No such thing as bad publicity?

I have sat in many meetings, having laughs about ideas that seem hysterical when proposed. These times are great for building teams, generating ideas, and loosening up everyone's stress levels. However, the ideas that have everyone laughing often need to die in the meeting.

We want our customers to be entertained, but we don't want them to be offended.

Now I am not one to avoid all risks, and there are situations when reaching your target audience may result in upsetting people outside of your target. Not in a blatant way, but messages cannot be perfectly safe for everyone. What I am talking about is sending out a message to customers that will back-fire. The old adage "there's no such thing as bad publicity" is a lie. Bad publicity can destroy a business.

Today's example comes from the Utah Flash, a professional development league basketball team who has a very enthusiastic owner. Looking at some of the activity he has been up to shows someone who is willing to take some risks and think outside of the box. More sports teams need to be like this. It is not a great time to be a sports-owner, as many markets simply cannot afford the big dollars to sell out stadiums at premium prices. I am not poking fun at the situation, rather showing how good intentions and enthusiastic marketing can lead us to bad decisions.

It all started with Bryon Russell calling out Michael Jordan, challenging him to a one-on-one match to show who was the better player. Sports commentators have been mocking this suggestion for months, but Utah Flash owner Brandt Anderson decided to capitalize on this media spectacle. They put a challenge to the hall of fame basketball player, and told fans of the plan to have a Jordan vs. Russell half-time show at the season opener.

While there were no definitive promises that Mr. Jordan would be there, the game sold out. There was also a staged "sighting" of the legendary player in the Provo area, where a look-a-like was dining with Men-In-Black security entourage by his side. At half-time it became obvious that there was to be no real Michael Jordan appearance, and many fans walked out.

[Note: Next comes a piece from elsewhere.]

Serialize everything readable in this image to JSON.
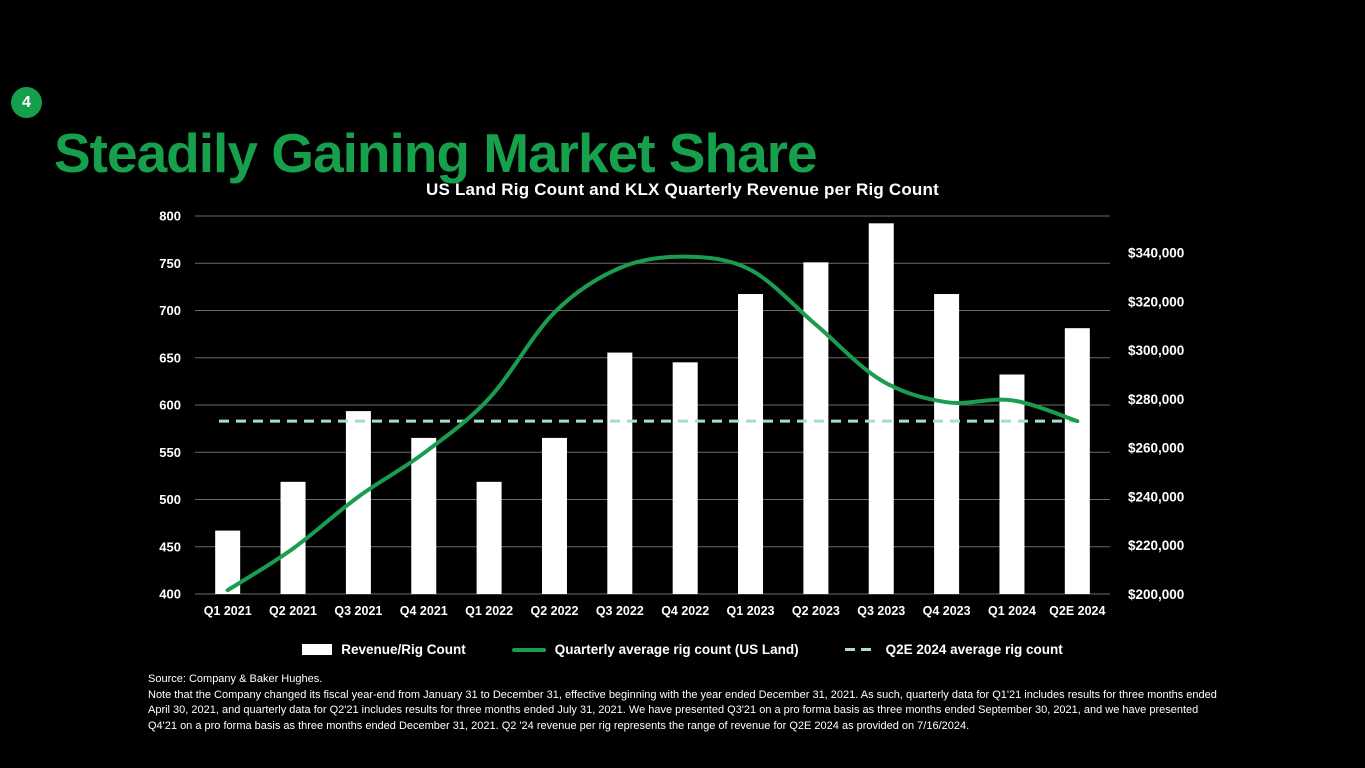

Mr. Anderson posted an apology on his blog that evening, stating that the "challenge didn't go like any of us hoped." By Tuesday morning, there were 55 comments to the post, most critical of the stunt, and many demanding refunds. In reading the comments, it is apparent that many negative comments were deleted. Likely profanity-laden, and I do not condone Mr. Anderson for deleting that type of content from his blog, I would likely do the same in his position. The point is, this upset people. It did exactly the opposite of what a marketing person is responsible for doing. Just because something was risky, does not make it brilliant.

Great idea to propose the challenge. Get your name out there, participate in the world of sports entertainment. Had you approached Michael and he turned you down, you're not out anything for trying.

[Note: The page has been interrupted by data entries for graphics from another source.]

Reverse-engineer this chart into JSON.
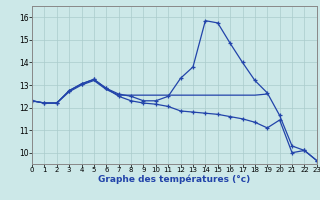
{
  "xlabel": "Graphe des températures (°c)",
  "bg_color": "#cce8e8",
  "grid_color": "#aacccc",
  "line_color": "#2244aa",
  "xlim": [
    0,
    23
  ],
  "ylim": [
    9.5,
    16.5
  ],
  "yticks": [
    10,
    11,
    12,
    13,
    14,
    15,
    16
  ],
  "xticks": [
    0,
    1,
    2,
    3,
    4,
    5,
    6,
    7,
    8,
    9,
    10,
    11,
    12,
    13,
    14,
    15,
    16,
    17,
    18,
    19,
    20,
    21,
    22,
    23
  ],
  "series1_x": [
    0,
    1,
    2,
    3,
    4,
    5,
    6,
    7,
    8,
    9,
    10,
    11,
    12,
    13,
    14,
    15,
    16,
    17,
    18,
    19,
    20,
    21,
    22,
    23
  ],
  "series1_y": [
    12.3,
    12.2,
    12.2,
    12.75,
    13.05,
    13.25,
    12.85,
    12.6,
    12.5,
    12.3,
    12.3,
    12.5,
    13.3,
    13.8,
    15.85,
    15.75,
    14.85,
    14.0,
    13.2,
    12.65,
    11.65,
    10.3,
    10.1,
    9.65
  ],
  "series2_x": [
    0,
    1,
    2,
    3,
    4,
    5,
    6,
    7,
    8,
    9,
    10,
    11,
    12,
    13,
    14,
    15,
    16,
    17,
    18,
    19,
    20,
    21,
    22,
    23
  ],
  "series2_y": [
    12.3,
    12.2,
    12.2,
    12.75,
    13.05,
    13.25,
    12.85,
    12.5,
    12.3,
    12.2,
    12.15,
    12.05,
    11.85,
    11.8,
    11.75,
    11.7,
    11.6,
    11.5,
    11.35,
    11.1,
    11.45,
    10.0,
    10.1,
    9.65
  ],
  "series3_x": [
    0,
    1,
    2,
    3,
    4,
    5,
    6,
    7,
    8,
    9,
    10,
    11,
    12,
    13,
    14,
    15,
    16,
    17,
    18,
    19
  ],
  "series3_y": [
    12.3,
    12.2,
    12.2,
    12.7,
    13.0,
    13.2,
    12.8,
    12.55,
    12.55,
    12.55,
    12.55,
    12.55,
    12.55,
    12.55,
    12.55,
    12.55,
    12.55,
    12.55,
    12.55,
    12.6
  ]
}
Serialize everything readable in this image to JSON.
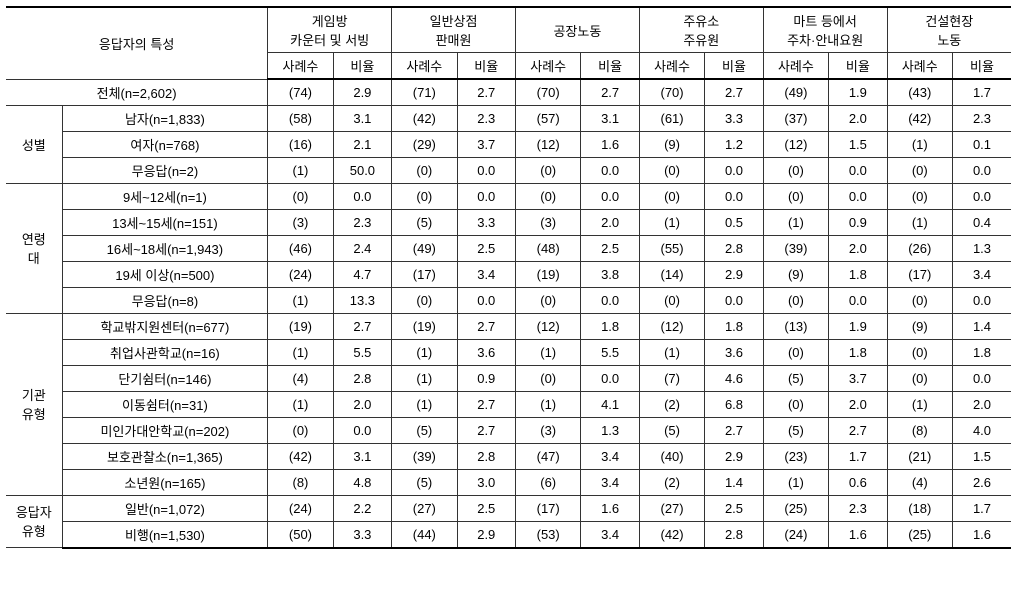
{
  "header": {
    "respondent": "응답자의 특성",
    "groups": [
      "게임방\n카운터 및 서빙",
      "일반상점\n판매원",
      "공장노동",
      "주유소\n주유원",
      "마트 등에서\n주차·안내요원",
      "건설현장\n노동"
    ],
    "sub_count": "사례수",
    "sub_rate": "비율"
  },
  "sections": [
    {
      "group": "",
      "rows": [
        {
          "label": "전체(n=2,602)",
          "cells": [
            "(74)",
            "2.9",
            "(71)",
            "2.7",
            "(70)",
            "2.7",
            "(70)",
            "2.7",
            "(49)",
            "1.9",
            "(43)",
            "1.7"
          ]
        }
      ]
    },
    {
      "group": "성별",
      "rows": [
        {
          "label": "남자(n=1,833)",
          "cells": [
            "(58)",
            "3.1",
            "(42)",
            "2.3",
            "(57)",
            "3.1",
            "(61)",
            "3.3",
            "(37)",
            "2.0",
            "(42)",
            "2.3"
          ]
        },
        {
          "label": "여자(n=768)",
          "cells": [
            "(16)",
            "2.1",
            "(29)",
            "3.7",
            "(12)",
            "1.6",
            "(9)",
            "1.2",
            "(12)",
            "1.5",
            "(1)",
            "0.1"
          ]
        },
        {
          "label": "무응답(n=2)",
          "cells": [
            "(1)",
            "50.0",
            "(0)",
            "0.0",
            "(0)",
            "0.0",
            "(0)",
            "0.0",
            "(0)",
            "0.0",
            "(0)",
            "0.0"
          ]
        }
      ]
    },
    {
      "group": "연령\n대",
      "rows": [
        {
          "label": "9세~12세(n=1)",
          "cells": [
            "(0)",
            "0.0",
            "(0)",
            "0.0",
            "(0)",
            "0.0",
            "(0)",
            "0.0",
            "(0)",
            "0.0",
            "(0)",
            "0.0"
          ]
        },
        {
          "label": "13세~15세(n=151)",
          "cells": [
            "(3)",
            "2.3",
            "(5)",
            "3.3",
            "(3)",
            "2.0",
            "(1)",
            "0.5",
            "(1)",
            "0.9",
            "(1)",
            "0.4"
          ]
        },
        {
          "label": "16세~18세(n=1,943)",
          "cells": [
            "(46)",
            "2.4",
            "(49)",
            "2.5",
            "(48)",
            "2.5",
            "(55)",
            "2.8",
            "(39)",
            "2.0",
            "(26)",
            "1.3"
          ]
        },
        {
          "label": "19세 이상(n=500)",
          "cells": [
            "(24)",
            "4.7",
            "(17)",
            "3.4",
            "(19)",
            "3.8",
            "(14)",
            "2.9",
            "(9)",
            "1.8",
            "(17)",
            "3.4"
          ]
        },
        {
          "label": "무응답(n=8)",
          "cells": [
            "(1)",
            "13.3",
            "(0)",
            "0.0",
            "(0)",
            "0.0",
            "(0)",
            "0.0",
            "(0)",
            "0.0",
            "(0)",
            "0.0"
          ]
        }
      ]
    },
    {
      "group": "기관\n유형",
      "rows": [
        {
          "label": "학교밖지원센터(n=677)",
          "cells": [
            "(19)",
            "2.7",
            "(19)",
            "2.7",
            "(12)",
            "1.8",
            "(12)",
            "1.8",
            "(13)",
            "1.9",
            "(9)",
            "1.4"
          ]
        },
        {
          "label": "취업사관학교(n=16)",
          "cells": [
            "(1)",
            "5.5",
            "(1)",
            "3.6",
            "(1)",
            "5.5",
            "(1)",
            "3.6",
            "(0)",
            "1.8",
            "(0)",
            "1.8"
          ]
        },
        {
          "label": "단기쉼터(n=146)",
          "cells": [
            "(4)",
            "2.8",
            "(1)",
            "0.9",
            "(0)",
            "0.0",
            "(7)",
            "4.6",
            "(5)",
            "3.7",
            "(0)",
            "0.0"
          ]
        },
        {
          "label": "이동쉼터(n=31)",
          "cells": [
            "(1)",
            "2.0",
            "(1)",
            "2.7",
            "(1)",
            "4.1",
            "(2)",
            "6.8",
            "(0)",
            "2.0",
            "(1)",
            "2.0"
          ]
        },
        {
          "label": "미인가대안학교(n=202)",
          "cells": [
            "(0)",
            "0.0",
            "(5)",
            "2.7",
            "(3)",
            "1.3",
            "(5)",
            "2.7",
            "(5)",
            "2.7",
            "(8)",
            "4.0"
          ]
        },
        {
          "label": "보호관찰소(n=1,365)",
          "cells": [
            "(42)",
            "3.1",
            "(39)",
            "2.8",
            "(47)",
            "3.4",
            "(40)",
            "2.9",
            "(23)",
            "1.7",
            "(21)",
            "1.5"
          ]
        },
        {
          "label": "소년원(n=165)",
          "cells": [
            "(8)",
            "4.8",
            "(5)",
            "3.0",
            "(6)",
            "3.4",
            "(2)",
            "1.4",
            "(1)",
            "0.6",
            "(4)",
            "2.6"
          ]
        }
      ]
    },
    {
      "group": "응답자\n유형",
      "rows": [
        {
          "label": "일반(n=1,072)",
          "cells": [
            "(24)",
            "2.2",
            "(27)",
            "2.5",
            "(17)",
            "1.6",
            "(27)",
            "2.5",
            "(25)",
            "2.3",
            "(18)",
            "1.7"
          ]
        },
        {
          "label": "비행(n=1,530)",
          "cells": [
            "(50)",
            "3.3",
            "(44)",
            "2.9",
            "(53)",
            "3.4",
            "(42)",
            "2.8",
            "(24)",
            "1.6",
            "(25)",
            "1.6"
          ]
        }
      ]
    }
  ]
}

Great job of posting your blog apology. You didn't want thousands of angry fans. As you said, you wanted a season of fun. It was a bold move, that could have worked had there not been the outright deception.

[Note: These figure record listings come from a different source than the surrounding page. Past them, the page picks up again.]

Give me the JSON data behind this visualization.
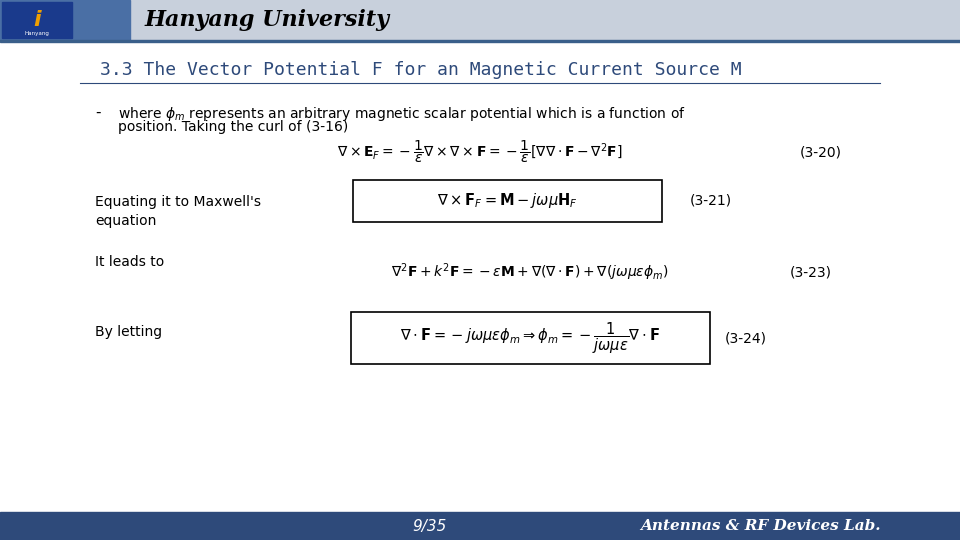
{
  "title": "3.3 The Vector Potential F for an Magnetic Current Source M",
  "header_text": "Hanyang University",
  "header_bar_color": "#2e4a7a",
  "header_logo_bg": "#1a3a8c",
  "title_color": "#2e4a7a",
  "bg_color": "#ffffff",
  "footer_text_left": "9/35",
  "footer_text_right": "Antennas & RF Devices Lab.",
  "bullet_text": "where $\\phi_m$ represents an arbitrary magnetic scalar potential which is a function of\nposition. Taking the curl of (3-16)",
  "eq_320": "$\\nabla \\times \\mathbf{E}_F = -\\dfrac{1}{\\epsilon}\\nabla \\times \\nabla \\times \\mathbf{F} = -\\dfrac{1}{\\epsilon}[\\nabla\\nabla \\cdot \\mathbf{F} - \\nabla^2\\mathbf{F}]$",
  "eq_320_label": "(3-20)",
  "label_maxwell": "Equating it to Maxwell's\nequation",
  "eq_321": "$\\nabla \\times \\mathbf{F}_F = \\mathbf{M} - j\\omega\\mu\\mathbf{H}_F$",
  "eq_321_label": "(3-21)",
  "label_leads": "It leads to",
  "eq_323": "$\\nabla^2\\mathbf{F} + k^2\\mathbf{F} = -\\epsilon\\mathbf{M} + \\nabla(\\nabla \\cdot \\mathbf{F}) + \\nabla(j\\omega\\mu\\epsilon\\phi_m)$",
  "eq_323_label": "(3-23)",
  "label_letting": "By letting",
  "eq_324": "$\\nabla \\cdot \\mathbf{F} = -j\\omega\\mu\\epsilon\\phi_m \\Rightarrow \\phi_m = -\\dfrac{1}{j\\omega\\mu\\epsilon}\\nabla \\cdot \\mathbf{F}$",
  "eq_324_label": "(3-24)"
}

Bad ideas: getting peoples' hopes up. You knew there would be no MJ, which is evident by the phony sighting. Think of this like any product, you can tell people about the attributes of your product, how it tastes, what it contains, what it can really do for customers. You cannot and should not imply something that is not going to happen. It is illegal. While there was not implicit promises that MJ would be there, and therefore you're not likely to be fined, sued, or otherwise punished, it is a bad road to walk along using deception.

Another bad idea: calling this "viral" marketing. Rather than the positive buzz-word that viral has become, people will be talking about this like it is a virus no one wants. You do not just want people talking about your product, you want to connect good-feelings with your product. No one ever got rich by selling the product no one wants.

My message to Brandt, please keep taking risks, be bold, and put the fun into sports. But get someone on your team who is a seasoned veteran at making people happy. My offer stands, I will take on the Utah Flash as a pro-bono client. No bait & switch, no strings, no hoax, and no imitators.